If a thing can be helped, help it. If not, turn to something else. If you haven’t an ax, why bruise your fists against the tree? It is not work that kills, it is worry. And worry is no more nor less than lack of adjustment.
Find the great cosmic forces and work with them. And when you have done your part, leave the issue to them. Don’t scream, and shriek, and be tragic. Do your part, and be calm.
Eighth: Be a Good Sport.
I use this Americanism because it expresses precisely what I mean. To be a good sport means to be a good loser.
The art of arts is the art of losing. The secret of success is how to manage failure.
Walking they say is a succession of falls, and life is a succession of mistakes.
I have made mistakes many a time, says Ed Howe, and how otherwise could I have acquired any common sense? So, whether you shall score a success with your life does not depend upon your ability to win, and your luck in winning, but upon your ability to pick yourself up after you have been knocked down, and to go at the fight again smiling and confident.
Don’t complain, and whine, and be sorry for yourself; your time is too short; get busy.

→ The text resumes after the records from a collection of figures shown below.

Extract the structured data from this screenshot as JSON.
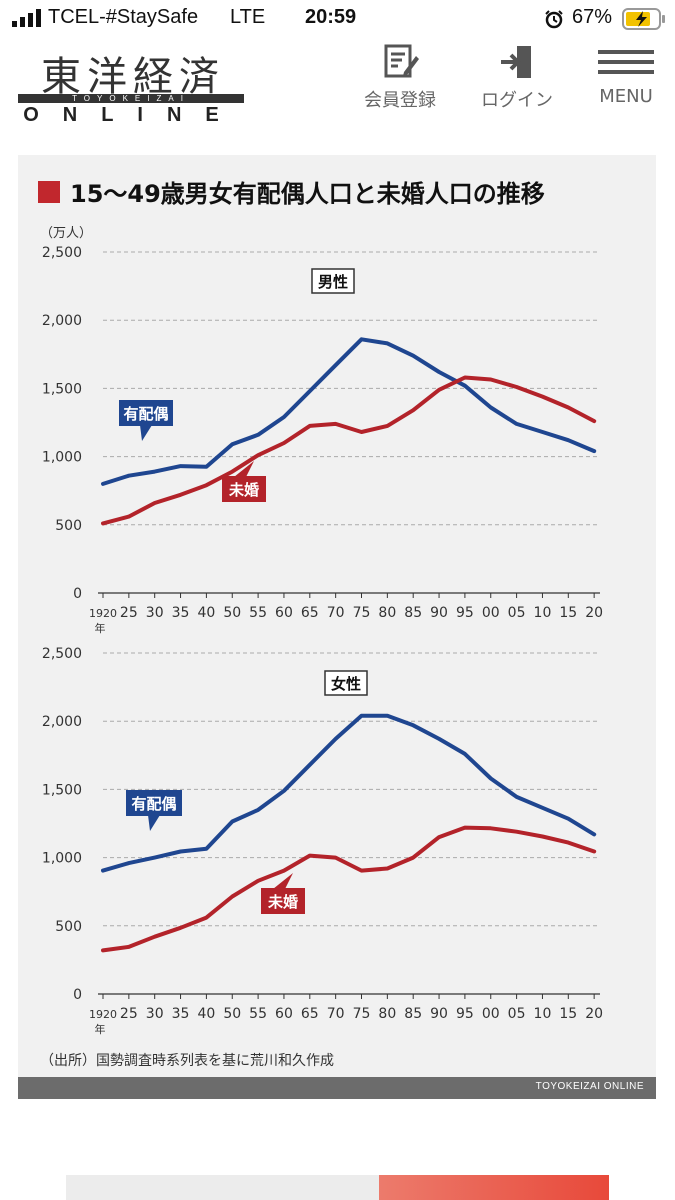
{
  "status_bar": {
    "carrier": "TCEL-#StaySafe",
    "network": "LTE",
    "time": "20:59",
    "battery": "67%"
  },
  "header": {
    "logo_kanji": "東洋経済",
    "logo_sub": "TOYOKEIZAI",
    "logo_online": "ONLINE",
    "register_label": "会員登録",
    "login_label": "ログイン",
    "menu_label": "MENU"
  },
  "colors": {
    "accent": "#c1272d",
    "married": "#1f4690",
    "unmarried": "#b3232a"
  },
  "chart_data": {
    "type": "line",
    "title": "15〜49歳男女有配偶人口と未婚人口の推移",
    "ylabel": "（万人）",
    "source": "（出所）国勢調査時系列表を基に荒川和久作成",
    "credit": "TOYOKEIZAI ONLINE",
    "x_tick_labels": [
      "1920",
      "25",
      "30",
      "35",
      "40",
      "50",
      "55",
      "60",
      "65",
      "70",
      "75",
      "80",
      "85",
      "90",
      "95",
      "00",
      "05",
      "10",
      "15",
      "20"
    ],
    "x_suffix": "年",
    "y_ticks": [
      "0",
      "500",
      "1,000",
      "1,500",
      "2,000",
      "2,500"
    ],
    "ylim": [
      0,
      2500
    ],
    "panels": [
      {
        "label": "男性",
        "series": [
          {
            "name": "有配偶",
            "values": [
              800,
              860,
              890,
              930,
              925,
              1090,
              1160,
              1290,
              1480,
              1670,
              1860,
              1830,
              1740,
              1620,
              1520,
              1360,
              1240,
              1180,
              1120,
              1040
            ]
          },
          {
            "name": "未婚",
            "values": [
              510,
              560,
              660,
              720,
              790,
              890,
              1010,
              1100,
              1225,
              1240,
              1180,
              1225,
              1340,
              1490,
              1580,
              1565,
              1510,
              1440,
              1360,
              1260
            ]
          }
        ]
      },
      {
        "label": "女性",
        "series": [
          {
            "name": "有配偶",
            "values": [
              905,
              960,
              1000,
              1045,
              1065,
              1265,
              1350,
              1490,
              1680,
              1870,
              2040,
              2040,
              1970,
              1870,
              1760,
              1580,
              1445,
              1365,
              1285,
              1170
            ]
          },
          {
            "name": "未婚",
            "values": [
              320,
              345,
              420,
              485,
              560,
              715,
              830,
              905,
              1015,
              1000,
              905,
              920,
              1000,
              1150,
              1220,
              1215,
              1190,
              1155,
              1110,
              1045
            ]
          }
        ]
      }
    ]
  }
}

And don’t try to make other people sorry for you. Did the pity of men ever get you anything?
Ninth: Go On.
Very frequently some young person writes me, and sends me a story or a poem, and asks whether I think he can become a successful writer, whether he has genius.
I never know. For the simple reason that the quality of an author’s first effusions are no test of his powers. Sometimes the cruder they are the more originally his talents may develop.
The nearest I can come to defining genius is that it is some force within a man that makes him Go On. The successful writers are those that cannot help writing, that no discouragement can prevent from writing. Of course one may persist and yet never be anything but mediocre, yet it is certain that nobody can write unless he Will write, in spite of all critics and cynics.
And the same is true in any other field of activity.
Tenth, also last and greatest: Obey Your Conscience.
I speak not now of your getting to Heaven, or saving your soul, but only of Success, any kind of worldly and worth-while Success.
Because Conscience is, simply, the Rules of the General Game. It is adjustment to the universe.
It means you are working in harmony with those great laws, often hidden and seemingly inoperative, yet always in the long run prevailing.
A man who does what he thinks is right may be despised by the world, but he will never despise himself. You can imprison, torture, and kill him, but you cannot take away his inner sense of triumph.
All history moves behind him. The stars in their courses fight for him. He is linked with the sun.
The man who does not obey his Conscience may seem to succeed. Everybody may think so. Everybody but one may be fooled. But he cannot fool himself. At the last he will know he has failed.
And it is not a pleasant thing to rise from the feast of life with the taste of ashes in the mouth.